Affordable Solar Energy: Challenges and Opportunities
Friday, April1, 2005, 3:30 PM
Room 825 SWM
Earth Institute Fellow
Earth Engineering Center
The greatest barrier to the growth of solar energy use is the technology’s comparatively high cost. However, recent scientific advancements in thin-film photovoltaic cells are promising. I will review the current technological and economic state of photovoltaics, and present the results of recent nanoscience and energy systems research on ways achieve cost reductions in solar electricity.
New technologies are introduced to the market at a price that will decrease dramatically as their cumulative production grows – due to firm-based and sector-based learning, and economies of scale. Because of the high initial price, new technologies often struggle to establish themselves in a competitive market. This is especially true for new energy technologies, where the final product purchased is identical regardless of the primary energy source used. The chance of success of new technologies can be increased by minimizing the starting costs through subtle or drastic design changes; and supporting progress along an experience curve through subsidies and other market transformation initiatives.

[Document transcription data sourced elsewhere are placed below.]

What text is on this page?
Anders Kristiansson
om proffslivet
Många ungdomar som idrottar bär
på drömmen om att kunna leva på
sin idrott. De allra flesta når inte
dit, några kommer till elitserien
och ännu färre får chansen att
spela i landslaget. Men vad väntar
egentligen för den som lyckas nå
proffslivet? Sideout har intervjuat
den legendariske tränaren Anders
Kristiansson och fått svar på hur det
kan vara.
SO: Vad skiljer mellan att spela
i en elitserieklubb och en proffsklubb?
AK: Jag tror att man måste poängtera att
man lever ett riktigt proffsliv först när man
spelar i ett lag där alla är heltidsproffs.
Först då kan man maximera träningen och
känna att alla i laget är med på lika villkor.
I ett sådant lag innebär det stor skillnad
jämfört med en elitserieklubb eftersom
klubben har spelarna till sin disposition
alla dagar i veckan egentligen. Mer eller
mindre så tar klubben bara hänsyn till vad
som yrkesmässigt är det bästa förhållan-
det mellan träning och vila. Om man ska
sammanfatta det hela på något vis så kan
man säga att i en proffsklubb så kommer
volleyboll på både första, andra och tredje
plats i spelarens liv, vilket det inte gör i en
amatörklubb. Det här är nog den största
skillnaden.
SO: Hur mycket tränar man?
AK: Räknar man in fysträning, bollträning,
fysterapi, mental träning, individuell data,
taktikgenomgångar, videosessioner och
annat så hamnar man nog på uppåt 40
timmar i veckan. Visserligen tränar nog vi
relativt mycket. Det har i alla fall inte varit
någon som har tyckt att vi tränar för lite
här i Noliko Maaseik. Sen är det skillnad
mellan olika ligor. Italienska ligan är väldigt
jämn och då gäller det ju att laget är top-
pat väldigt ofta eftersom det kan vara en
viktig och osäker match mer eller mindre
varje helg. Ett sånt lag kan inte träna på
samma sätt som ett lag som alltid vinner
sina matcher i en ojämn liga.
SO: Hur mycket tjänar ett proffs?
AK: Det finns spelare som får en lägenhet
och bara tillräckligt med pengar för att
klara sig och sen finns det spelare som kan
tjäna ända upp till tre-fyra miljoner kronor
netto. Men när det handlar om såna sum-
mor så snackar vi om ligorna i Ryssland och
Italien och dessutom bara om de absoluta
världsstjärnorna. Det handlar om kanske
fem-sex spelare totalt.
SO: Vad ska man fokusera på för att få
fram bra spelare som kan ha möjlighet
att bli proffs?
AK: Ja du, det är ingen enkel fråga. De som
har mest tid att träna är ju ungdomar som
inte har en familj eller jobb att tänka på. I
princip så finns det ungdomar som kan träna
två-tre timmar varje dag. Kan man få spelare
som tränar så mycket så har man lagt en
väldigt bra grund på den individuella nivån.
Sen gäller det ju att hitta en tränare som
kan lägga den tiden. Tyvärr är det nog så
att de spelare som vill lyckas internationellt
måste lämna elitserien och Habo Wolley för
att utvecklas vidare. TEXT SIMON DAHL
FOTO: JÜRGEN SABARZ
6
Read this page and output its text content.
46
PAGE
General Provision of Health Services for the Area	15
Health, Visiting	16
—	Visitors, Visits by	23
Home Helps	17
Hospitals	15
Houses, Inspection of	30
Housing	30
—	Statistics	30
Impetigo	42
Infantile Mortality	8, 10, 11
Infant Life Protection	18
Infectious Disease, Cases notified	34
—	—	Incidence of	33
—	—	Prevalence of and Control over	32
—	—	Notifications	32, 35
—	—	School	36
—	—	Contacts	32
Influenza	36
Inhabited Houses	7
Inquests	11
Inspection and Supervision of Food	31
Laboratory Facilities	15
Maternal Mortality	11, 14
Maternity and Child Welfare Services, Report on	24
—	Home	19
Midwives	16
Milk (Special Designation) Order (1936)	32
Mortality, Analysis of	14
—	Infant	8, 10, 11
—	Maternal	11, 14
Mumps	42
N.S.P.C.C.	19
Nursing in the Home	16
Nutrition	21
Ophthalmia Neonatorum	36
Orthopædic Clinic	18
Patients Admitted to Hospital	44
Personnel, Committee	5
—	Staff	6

Solar energy has benefited from recent advancements in nanotechnology. Several new thin-film technologies show promise for significantly reduced starting costs. I will review these developments and discuss results of research on one of these technologies: the dye-sensitized solar cell.
I will also present an analysis, based on different technology choices and growth scenarios, of the estimated total investment needed to reach a point where photovoltaics are cost-competitive. An experience curve analysis shows that this investment is highly dependent on the starting costs of a technology, and that current lowest cost solar modules are not necessarily the most cost-effective in the long-term. In conclusion, I will briefly discuss policy implications.

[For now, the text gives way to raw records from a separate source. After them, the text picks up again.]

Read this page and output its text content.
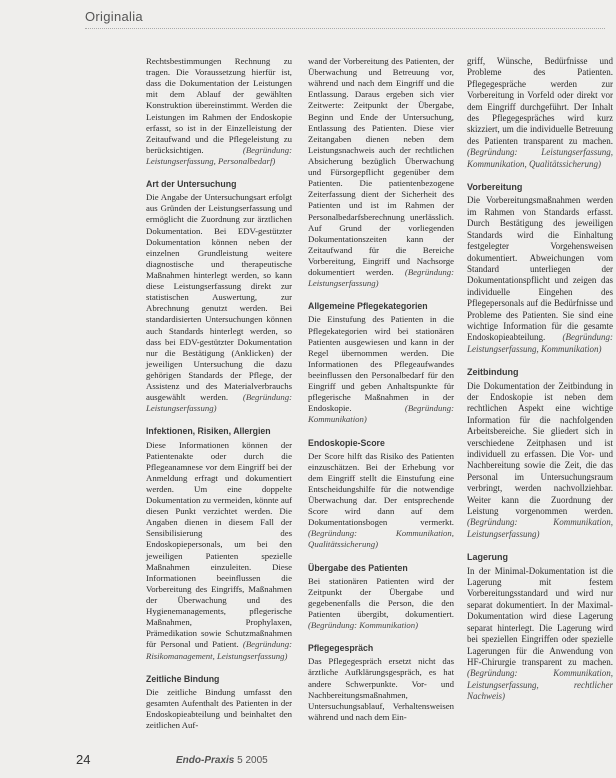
Originalia

Rechtsbestimmungen Rechnung zu tragen. Die Voraussetzung hierfür ist, dass die Dokumentation der Leistungen mit dem Ablauf der gewählten Konstruktion übereinstimmt. Werden die Leistungen im Rahmen der Endoskopie erfasst, so ist in der Einzelleistung der Zeitaufwand und die Pflegeleistung zu berücksichtigen.	(Begründung: Leistungserfassung, Personalbedarf)

Art der Untersuchung

Die Angabe der Untersuchungsart erfolgt aus Gründen der Leistungserfassung und ermöglicht die Zuordnung zur ärztlichen Dokumentation. Bei EDV-gestützter Dokumentation können neben der einzelnen Grundleistung weitere diagnostische und therapeutische Maßnahmen hinterlegt werden, so kann diese Leistungserfassung direkt zur statistischen Auswertung, zur Abrechnung genutzt werden. Bei standardisierten Untersuchungen können auch Standards hinterlegt werden, so dass bei EDV-gestützter Dokumentation nur die Bestätigung (Anklicken) der jeweiligen Untersuchung die dazu gehörigen Standards der Pflege, der Assistenz und des Materialverbrauchs ausgewählt werden. (Begründung: Leistungserfassung)

Infektionen, Risiken, Allergien

Diese Informationen können der Patientenakte oder durch die Pflegeanamnese vor dem Eingriff bei der Anmeldung erfragt und dokumentiert werden. Um eine doppelte Dokumentation zu vermeiden, könnte auf diesen Punkt verzichtet werden. Die Angaben dienen in diesem Fall der Sensibilisierung des Endoskopiepersonals, um bei den jeweiligen Patienten spezielle Maßnahmen einzuleiten. Diese Informationen beeinflussen die Vorbereitung des Eingriffs, Maßnahmen der Überwachung und des Hygienemanagements, pflegerische Maßnahmen, Prophylaxen, Prämedikation sowie Schutzmaßnahmen für Personal und Patient. (Begründung: Risikomanagement, Leistungserfassung)

Zeitliche Bindung

Die zeitliche Bindung umfasst den gesamten Aufenthalt des Patienten in der Endoskopieabteilung und beinhaltet den zeitlichen Auf-

wand der Vorbereitung des Patienten, der Überwachung und Betreuung vor, während und nach dem Eingriff und die Entlassung. Daraus ergeben sich vier Zeitwerte: Zeitpunkt der Übergabe, Beginn und Ende der Untersuchung, Entlassung des Patienten. Diese vier Zeitangaben dienen neben dem Leistungsnachweis auch der rechtlichen Absicherung bezüglich Überwachung und Fürsorgepflicht gegenüber dem Patienten. Die patientenbezogene Zeiterfassung dient der Sicherheit des Patienten und ist im Rahmen der Personalbedarfsberechnung unerlässlich. Auf Grund der vorliegenden Dokumentationszeiten kann der Zeitaufwand für die Bereiche Vorbereitung, Eingriff und Nachsorge dokumentiert werden. (Begründung: Leistungserfassung)

Allgemeine Pflegekategorien

Die Einstufung des Patienten in die Pflegekategorien wird bei stationären Patienten ausgewiesen und kann in der Regel übernommen werden. Die Informationen des Pflegeaufwandes beeinflussen den Personalbedarf für den Eingriff und geben Anhaltspunkte für pflegerische Maßnahmen in der Endoskopie.	(Begründung: Kommunikation)

Endoskopie-Score

Der Score hilft das Risiko des Patienten einzuschätzen. Bei der Erhebung vor dem Eingriff stellt die Einstufung eine Entscheidungshilfe für die notwendige Überwachung dar. Der entsprechende Score wird dann auf dem Dokumentationsbogen vermerkt. (Begründung: Kommunikation, Qualitätssicherung)

Übergabe des Patienten

Bei stationären Patienten wird der Zeitpunkt der Übergabe und gegebenenfalls die Person, die den Patienten übergibt, dokumentiert. (Begründung: Kommunikation)

Pflegegespräch

Das Pflegegespräch ersetzt nicht das ärztliche Aufklärungsgespräch, es hat andere Schwerpunkte. Vor- und Nachbereitungsmaßnahmen, Untersuchungsablauf, Verhaltensweisen während und nach dem Ein-

griff, Wünsche, Bedürfnisse und Probleme des Patienten. Pflegegespräche werden zur Vorbereitung in Vorfeld oder direkt vor dem Eingriff durchgeführt. Der Inhalt des Pflegegespräches wird kurz skizziert, um die individuelle Betreuung des Patienten transparent zu machen. (Begründung: Leistungserfassung, Kommunikation, Qualitätssicherung)

Vorbereitung

Die Vorbereitungsmaßnahmen werden im Rahmen von Standards erfasst. Durch Bestätigung des jeweiligen Standards wird die Einhaltung festgelegter Vorgehensweisen dokumentiert. Abweichungen vom Standard unterliegen der Dokumentationspflicht und zeigen das individuelle Eingehen des Pflegepersonals auf die Bedürfnisse und Probleme des Patienten. Sie sind eine wichtige Information für die gesamte Endoskopieabteilung. (Begründung: Leistungserfassung, Kommunikation)

Zeitbindung

Die Dokumentation der Zeitbindung in der Endoskopie ist neben dem rechtlichen Aspekt eine wichtige Information für die nachfolgenden Arbeitsbereiche. Sie gliedert sich in verschiedene Zeitphasen und ist individuell zu erfassen. Die Vor- und Nachbereitung sowie die Zeit, die das Personal im Untersuchungsraum verbringt, werden nachvollziehbar. Weiter kann die Zuordnung der Leistung vorgenommen werden. (Begründung: Kommunikation, Leistungserfassung)

Lagerung

In der Minimal-Dokumentation ist die Lagerung mit festem Vorbereitungsstandard und wird nur separat dokumentiert. In der Maximal-Dokumentation wird diese Lagerung separat hinterlegt. Die Lagerung wird bei speziellen Eingriffen oder spezielle Lagerungen für die Anwendung von HF-Chirurgie transparent zu machen. (Begründung: Kommunikation, Leistungserfassung, rechtlicher Nachweis)

24	Endo-Praxis 5 2005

Bio: Jessika Trancik has a B.S. in Materials Science and Engineering from Cornell University and a Ph.D. in Materials Science from the University of Oxford . Her research focuses on photovoltaics and energy systems for sustainable development. She is currently an Earth Institute Fellow at Columbia University , where she is working on improving the efficiencies of low-cost photovoltaic cells using the tools of nanoscience; and on energy systems research to understand the relationship between technology choice and opportunities for growth in photovoltaics.